On the main style sheet page it says"Style sheets are applied on top of the current widget style, meaning that your applications will look as native as possible, but any style sheet constraints will be taken into consideration."
But just below it actually explains it:
"When a style sheet is active, the QStyle returned by QWidget::style() is a wrapper "style sheet" style, not the platform-specific style. The wrapper style ensures that any active style sheet is respected and otherwise forwards the drawing operations to the underlying, platform-specific style (e.g., QWindowsVistaStyle on Windows)."
For potential future readers, with your hints I did dig up this explanation that goes into a little detail (and also explains why setting a different font style does not affect the look):
If you don't mind my asking a couple of follow-up questions:
Does the sentence from https://doc.qt.io/qt-5/qstyle.html
"Warning: Qt style sheets are currently not supported for custom QStyle subclasses. We plan to address this in some future release."

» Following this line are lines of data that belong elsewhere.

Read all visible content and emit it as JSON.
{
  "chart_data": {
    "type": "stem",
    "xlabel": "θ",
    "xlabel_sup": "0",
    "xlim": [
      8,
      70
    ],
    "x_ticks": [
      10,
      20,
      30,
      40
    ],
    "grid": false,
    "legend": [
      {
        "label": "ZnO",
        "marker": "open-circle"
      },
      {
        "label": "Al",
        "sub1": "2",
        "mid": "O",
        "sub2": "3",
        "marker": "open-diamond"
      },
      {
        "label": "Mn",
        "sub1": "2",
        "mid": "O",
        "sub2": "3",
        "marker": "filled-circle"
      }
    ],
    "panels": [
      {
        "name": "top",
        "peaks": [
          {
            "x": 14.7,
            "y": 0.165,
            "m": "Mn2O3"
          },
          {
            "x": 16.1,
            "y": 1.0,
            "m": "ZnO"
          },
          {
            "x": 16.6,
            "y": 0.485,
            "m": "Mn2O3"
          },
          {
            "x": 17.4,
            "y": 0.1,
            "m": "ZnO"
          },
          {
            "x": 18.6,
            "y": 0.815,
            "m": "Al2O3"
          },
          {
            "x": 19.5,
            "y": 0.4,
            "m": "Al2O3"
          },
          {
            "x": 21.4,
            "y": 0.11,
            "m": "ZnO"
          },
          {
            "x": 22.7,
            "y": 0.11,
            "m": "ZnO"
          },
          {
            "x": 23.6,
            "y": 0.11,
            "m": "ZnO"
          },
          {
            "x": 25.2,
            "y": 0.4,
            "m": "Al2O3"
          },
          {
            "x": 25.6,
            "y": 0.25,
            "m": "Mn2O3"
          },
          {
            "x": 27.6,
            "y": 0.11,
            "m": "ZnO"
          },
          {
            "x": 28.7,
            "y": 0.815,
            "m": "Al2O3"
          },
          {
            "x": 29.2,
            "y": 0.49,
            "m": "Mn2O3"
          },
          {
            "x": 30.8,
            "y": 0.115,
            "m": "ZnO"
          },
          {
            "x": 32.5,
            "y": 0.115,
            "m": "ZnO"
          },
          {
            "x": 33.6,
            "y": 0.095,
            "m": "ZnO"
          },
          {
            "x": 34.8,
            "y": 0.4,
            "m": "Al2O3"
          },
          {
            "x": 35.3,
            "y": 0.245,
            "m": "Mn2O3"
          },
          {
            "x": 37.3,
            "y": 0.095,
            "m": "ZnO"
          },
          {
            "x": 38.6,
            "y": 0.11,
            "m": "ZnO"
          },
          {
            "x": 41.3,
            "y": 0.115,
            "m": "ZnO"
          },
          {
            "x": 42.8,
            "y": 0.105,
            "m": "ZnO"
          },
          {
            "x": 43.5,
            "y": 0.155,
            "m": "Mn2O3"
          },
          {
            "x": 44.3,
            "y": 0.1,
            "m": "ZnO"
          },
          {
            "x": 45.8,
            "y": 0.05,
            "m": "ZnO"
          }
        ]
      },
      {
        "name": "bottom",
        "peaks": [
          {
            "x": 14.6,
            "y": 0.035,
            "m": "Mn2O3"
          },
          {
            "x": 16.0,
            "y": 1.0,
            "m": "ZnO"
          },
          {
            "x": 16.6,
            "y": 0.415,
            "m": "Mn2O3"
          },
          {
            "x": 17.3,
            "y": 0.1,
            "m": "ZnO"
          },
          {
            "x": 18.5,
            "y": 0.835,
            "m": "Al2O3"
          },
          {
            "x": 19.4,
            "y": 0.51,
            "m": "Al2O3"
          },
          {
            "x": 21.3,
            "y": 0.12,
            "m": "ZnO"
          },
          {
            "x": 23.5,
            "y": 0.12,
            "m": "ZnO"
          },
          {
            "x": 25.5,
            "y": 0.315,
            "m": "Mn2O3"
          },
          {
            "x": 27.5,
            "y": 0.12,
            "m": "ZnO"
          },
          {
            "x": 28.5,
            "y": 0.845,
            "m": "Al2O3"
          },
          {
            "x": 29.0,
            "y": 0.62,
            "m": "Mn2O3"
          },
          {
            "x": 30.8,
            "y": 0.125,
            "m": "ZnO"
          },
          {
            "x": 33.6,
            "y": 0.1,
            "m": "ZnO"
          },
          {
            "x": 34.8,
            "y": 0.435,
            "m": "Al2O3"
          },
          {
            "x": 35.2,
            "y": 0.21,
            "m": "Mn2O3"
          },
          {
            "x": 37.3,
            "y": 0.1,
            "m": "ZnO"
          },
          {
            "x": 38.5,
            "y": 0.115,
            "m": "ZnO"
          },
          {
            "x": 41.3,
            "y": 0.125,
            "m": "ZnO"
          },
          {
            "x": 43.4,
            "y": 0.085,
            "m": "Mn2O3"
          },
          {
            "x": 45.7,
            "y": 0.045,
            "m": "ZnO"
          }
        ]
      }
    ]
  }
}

refer to this or would this not help?If I understand correctly, as soon as I use any stylesheet in any way, basically to guarantee a uniform look across my application I would have to style all my widgets manually? Because I could never know what the (size) difference between the two styling methods are? I don't mind a look without rounded corners, but I'm still put off by the size difference.
I saw through QStyleFactory that "Fusion" is available on all three platforms I have. How reasonable is it to expect it to be there on a random user's system? Unless more funding comes in I'd be happy with just using that.
Thanks a bunch,
best -
AFAIR, fusion is built by default so you should have it. If you deploy your application, just ensure that the corresponding plugin is deployed as well.